Vandenberghe_Michel Michel Vandenberghe, PharmD, PhD, Senior Scientist, Precision Medicine Labs, Precision Medicine and Genomics, IMED Biotech Unit, AstraZeneca

Treatment decisions in oncology are commonly informed by the visual assessment of immunohistochemistry (IHC) biomarkers (such as PD-L1 expression) by pathologists. However, pathology services face mounting pressure as diagnostic demand increases and workforce decreases. Digital pathology and artificial intelligence have the potential to streamline the diagnostic workflow thereby improving pathologists' workload, accelerating turn-around-times and facilitating access to testing. Here, we report the in-house development and analytical validation of a deep learning algorithm for automated scoring of PD-L1 expression in samples processed with the VENTANA PD-L1 (SP263) Assay. The algorithm was trained to score PD-L1 expression in tumour cells and in immune cells using 29318 manually annotated cells across a set of 150 PD-L1 IHC images from 30 urothelial carcinoma (UC) samples. The algorithm was then validated in an independent cohort of UC samples. In the validation cohort, the algorithm demonstrated high inter-scan reproducibility (99% overall percent agreement, N=197), high inter-scanner reproducibility (100% overall percent agreement, N=33) and substantial agreement with pathologist-based scoring of PD-L1 expression (84% overall percent agreement, N=195). In conclusion, this study shows that our deep learning algorithm has favourable analytical characteristics to assist pathologists in scoring PD-L1 in both tumour cells and immune cells.

4:55 Selected Poster Presentation: Multiparametric Flow Cytometry Analysis of Checkpoint Inhibitors (PD-1 and PD-L1) in Dissociated Tumor and Normal Tissues

Fahl_Shawn Shawn Fahl, PhD, Senior Research Scientist, Research & Development, Discovery Life Sciences

Immune checkpoint inhibitors, such as anti-PD-1 and anti-PD-L1, have been approved as first or second-line therapies in melanoma, lung cancer, renal cancer, and urothelial cancer. More recently, these therapies have been approved in MSI-high colorectal cancer. In the Discovery Life Sciences clinical network, we observe high percentages of patients on PD-1 and PD-L1 immunotherapies across the relevant indications. However, despite these successes, there are still some patients that have no or partial remission in response to these therapies. Understanding the expression of checkpoint inhibitors within the complex cellular components of the tumor microenvironment provides not only crucial information on the potential functionality of these therapies, but also allows for the identification of potential companion diagnostic markers to stratify patients prior to treatment. We present below our initial exploration of these markers in our dissociated tumor and normal tissues via multiparametric flow cytometry to evaluate their expression on cellular subsets in both cancerous and non-cancerous tissues.

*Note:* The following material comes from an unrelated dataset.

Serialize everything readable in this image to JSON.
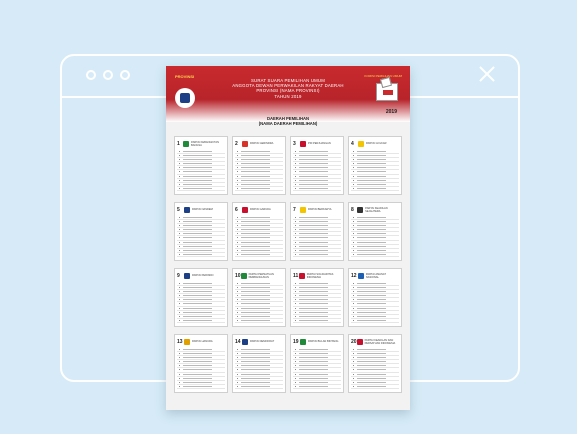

5:05 Selected Poster Presentation: Tumor Mutational Burden (TMB) Analysis Using an Ultra-High Multiplexed 20,000-Amplicon NGS Panel in a Rapid 4-Hour Workflow

Pendleton_Kathryn Kathryn Pendleton, PhD, Scientist, Paragon Genomics, Inc.

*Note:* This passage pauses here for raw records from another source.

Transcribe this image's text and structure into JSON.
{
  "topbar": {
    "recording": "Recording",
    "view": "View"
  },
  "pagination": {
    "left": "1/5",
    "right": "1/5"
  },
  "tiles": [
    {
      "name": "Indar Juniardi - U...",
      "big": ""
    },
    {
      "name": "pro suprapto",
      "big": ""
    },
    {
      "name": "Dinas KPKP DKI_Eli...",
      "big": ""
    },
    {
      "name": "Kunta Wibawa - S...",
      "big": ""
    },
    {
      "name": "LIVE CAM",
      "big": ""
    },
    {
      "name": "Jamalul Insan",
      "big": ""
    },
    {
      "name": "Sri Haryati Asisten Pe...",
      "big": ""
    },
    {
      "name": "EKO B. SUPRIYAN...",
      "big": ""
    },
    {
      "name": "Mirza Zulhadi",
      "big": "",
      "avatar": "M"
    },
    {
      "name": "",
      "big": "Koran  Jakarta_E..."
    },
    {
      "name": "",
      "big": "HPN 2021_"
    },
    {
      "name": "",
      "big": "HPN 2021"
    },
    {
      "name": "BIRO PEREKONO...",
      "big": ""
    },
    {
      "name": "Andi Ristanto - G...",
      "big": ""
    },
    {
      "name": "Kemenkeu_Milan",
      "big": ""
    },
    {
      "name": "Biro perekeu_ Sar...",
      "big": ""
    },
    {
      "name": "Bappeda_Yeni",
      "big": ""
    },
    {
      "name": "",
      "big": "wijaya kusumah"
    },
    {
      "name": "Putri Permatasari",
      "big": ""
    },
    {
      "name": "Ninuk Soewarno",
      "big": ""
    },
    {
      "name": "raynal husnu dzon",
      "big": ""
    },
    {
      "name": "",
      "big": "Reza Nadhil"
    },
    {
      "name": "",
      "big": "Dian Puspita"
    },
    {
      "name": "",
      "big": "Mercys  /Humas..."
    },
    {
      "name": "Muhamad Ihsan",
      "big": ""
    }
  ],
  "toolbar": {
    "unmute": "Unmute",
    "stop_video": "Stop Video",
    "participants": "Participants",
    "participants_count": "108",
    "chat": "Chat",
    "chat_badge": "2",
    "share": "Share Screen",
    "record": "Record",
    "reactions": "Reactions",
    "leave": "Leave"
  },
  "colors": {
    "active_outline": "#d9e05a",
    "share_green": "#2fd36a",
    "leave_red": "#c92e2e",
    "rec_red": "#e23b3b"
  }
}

Tumor mutational burden (TMB) is currently gaining significant importance in the field of immuno-oncology due to its correlation with patient response to checkpoint inhibitor chemotherapy. Traditionally, TMB is calculated using whole exome sequencing via laborious hybrid-capture based methods. However, targeted sequencing approaches provide better coverage of the genetic regions of interest at lower costs. Here we present an ultrafast, 4-hour method for preparing target enriched NGS libraries for assessing TMB - the CleanPlex® technology. This method would streamline and lower the cost of immuno-oncology studies. This is a multiplex-PCR-based technology, that provides a highly efficient, accurate and robust method for unbiased enrichment of tens of thousands of target regions while minimizing non-specific primer-primer interactions and GC bias and maximizing coverage uniformity.